Mozart was a painting and somewhere that painting has disappeared into the European art scene. That was a canvas that I did for my landlord. It was key money for my building right here. His name, of course, is Klein, and that was why that particular phrase was chosen. And the painting has a peculiar shape in it which I’ve never used [before], and that is that the circle is broken up so that it describes a keyhole. It’s quite explicit what the painting is all about if one knows those things, which, of course, touches upon two or three things. I think that most people could probably do just as well not to know the complete story behind the painting. It might be more nicely appreciated if one thought I just had a passion for Mozart and wanted to enthuse about a composer who is one of my favorites. That [work] has pushed me on—I’m already working on a Prokofiev painting [Oranges, 1969] and this is how my work tends to [develop], one painting sets off another.

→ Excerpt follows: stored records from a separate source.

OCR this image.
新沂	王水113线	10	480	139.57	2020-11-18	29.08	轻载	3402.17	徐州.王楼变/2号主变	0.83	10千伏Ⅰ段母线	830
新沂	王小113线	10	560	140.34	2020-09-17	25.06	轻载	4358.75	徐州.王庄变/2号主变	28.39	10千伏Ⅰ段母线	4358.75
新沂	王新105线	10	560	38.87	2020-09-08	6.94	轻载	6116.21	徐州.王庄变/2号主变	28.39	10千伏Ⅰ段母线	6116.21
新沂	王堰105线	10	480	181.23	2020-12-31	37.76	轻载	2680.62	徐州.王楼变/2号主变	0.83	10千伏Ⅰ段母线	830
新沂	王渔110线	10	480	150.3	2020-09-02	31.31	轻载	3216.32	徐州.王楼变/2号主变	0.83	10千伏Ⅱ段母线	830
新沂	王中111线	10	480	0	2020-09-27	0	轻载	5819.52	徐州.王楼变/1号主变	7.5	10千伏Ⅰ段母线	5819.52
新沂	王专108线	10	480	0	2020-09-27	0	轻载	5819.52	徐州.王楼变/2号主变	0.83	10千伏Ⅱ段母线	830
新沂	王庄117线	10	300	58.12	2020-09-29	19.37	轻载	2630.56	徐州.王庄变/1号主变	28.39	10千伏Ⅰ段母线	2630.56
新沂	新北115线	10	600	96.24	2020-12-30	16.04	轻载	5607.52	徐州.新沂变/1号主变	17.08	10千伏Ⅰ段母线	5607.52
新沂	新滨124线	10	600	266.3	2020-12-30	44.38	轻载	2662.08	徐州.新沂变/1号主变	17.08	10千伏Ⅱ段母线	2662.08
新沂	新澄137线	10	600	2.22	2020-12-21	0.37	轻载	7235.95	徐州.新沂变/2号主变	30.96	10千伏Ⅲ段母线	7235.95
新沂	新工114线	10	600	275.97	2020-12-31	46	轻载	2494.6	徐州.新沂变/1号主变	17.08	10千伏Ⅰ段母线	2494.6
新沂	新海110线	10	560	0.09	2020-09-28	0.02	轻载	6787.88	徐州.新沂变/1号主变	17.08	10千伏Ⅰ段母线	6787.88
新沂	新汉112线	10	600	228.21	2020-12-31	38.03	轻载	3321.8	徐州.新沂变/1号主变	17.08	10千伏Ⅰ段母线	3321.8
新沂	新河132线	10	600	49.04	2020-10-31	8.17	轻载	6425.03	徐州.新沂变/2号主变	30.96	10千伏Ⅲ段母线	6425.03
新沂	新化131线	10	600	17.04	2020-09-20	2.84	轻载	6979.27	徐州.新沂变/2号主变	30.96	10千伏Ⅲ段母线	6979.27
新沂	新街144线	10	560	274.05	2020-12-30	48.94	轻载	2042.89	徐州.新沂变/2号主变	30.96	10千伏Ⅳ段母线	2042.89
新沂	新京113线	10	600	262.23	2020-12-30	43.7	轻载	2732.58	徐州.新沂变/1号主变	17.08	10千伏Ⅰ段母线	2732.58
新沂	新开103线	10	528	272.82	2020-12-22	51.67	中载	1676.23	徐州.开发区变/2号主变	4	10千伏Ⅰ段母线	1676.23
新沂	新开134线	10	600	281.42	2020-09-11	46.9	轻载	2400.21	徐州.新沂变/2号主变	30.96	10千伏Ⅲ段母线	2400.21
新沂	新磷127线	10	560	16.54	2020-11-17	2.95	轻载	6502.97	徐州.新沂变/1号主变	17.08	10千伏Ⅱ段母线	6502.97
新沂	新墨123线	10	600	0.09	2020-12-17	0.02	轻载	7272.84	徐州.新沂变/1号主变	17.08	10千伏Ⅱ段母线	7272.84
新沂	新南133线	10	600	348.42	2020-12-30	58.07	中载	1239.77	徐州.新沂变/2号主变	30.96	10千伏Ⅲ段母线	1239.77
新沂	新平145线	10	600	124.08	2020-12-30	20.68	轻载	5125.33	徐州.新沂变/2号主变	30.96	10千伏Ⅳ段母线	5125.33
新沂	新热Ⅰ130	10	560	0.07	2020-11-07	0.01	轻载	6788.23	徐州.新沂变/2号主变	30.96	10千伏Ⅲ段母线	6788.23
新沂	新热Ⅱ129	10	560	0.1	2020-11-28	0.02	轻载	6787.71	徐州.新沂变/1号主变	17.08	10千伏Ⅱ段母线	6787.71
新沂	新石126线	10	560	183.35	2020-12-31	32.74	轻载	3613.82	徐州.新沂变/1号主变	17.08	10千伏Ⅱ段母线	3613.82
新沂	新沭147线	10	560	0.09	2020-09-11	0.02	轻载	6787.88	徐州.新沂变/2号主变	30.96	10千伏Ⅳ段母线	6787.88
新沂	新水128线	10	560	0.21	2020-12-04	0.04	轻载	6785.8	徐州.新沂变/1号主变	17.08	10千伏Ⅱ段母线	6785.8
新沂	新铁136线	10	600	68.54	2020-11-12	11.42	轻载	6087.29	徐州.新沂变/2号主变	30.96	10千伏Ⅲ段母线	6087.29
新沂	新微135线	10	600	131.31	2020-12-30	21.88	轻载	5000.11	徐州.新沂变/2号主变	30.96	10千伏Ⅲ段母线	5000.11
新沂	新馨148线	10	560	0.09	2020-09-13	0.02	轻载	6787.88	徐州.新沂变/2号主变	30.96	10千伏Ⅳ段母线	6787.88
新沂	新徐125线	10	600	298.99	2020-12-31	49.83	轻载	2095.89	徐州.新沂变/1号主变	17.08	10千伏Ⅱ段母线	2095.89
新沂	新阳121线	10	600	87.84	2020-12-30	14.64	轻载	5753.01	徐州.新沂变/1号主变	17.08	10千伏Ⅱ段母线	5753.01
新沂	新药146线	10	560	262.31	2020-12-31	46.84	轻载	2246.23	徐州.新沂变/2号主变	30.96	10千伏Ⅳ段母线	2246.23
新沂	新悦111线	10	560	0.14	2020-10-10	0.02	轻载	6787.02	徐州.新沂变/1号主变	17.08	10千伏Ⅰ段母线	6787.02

But the fact that I did it in German—I have done a painting in French and I have done two or three paintings in German, and I suppose that, in the back of my mind, was simply a desire to cover myself. That is, I really would like to be able to communicate with everyone on the face of the world and, therefore, if I wanted to do it in the fullest way, obviously I would have to deal with other languages.
— Robert Indiana
Donald B. Goodall, “Conversations with Robert Indiana,” in Robert L. B. Tobin, William Katz, and Donald B. Goodall, Robert Indiana (Austin: University of Texas, 1977), p. 30.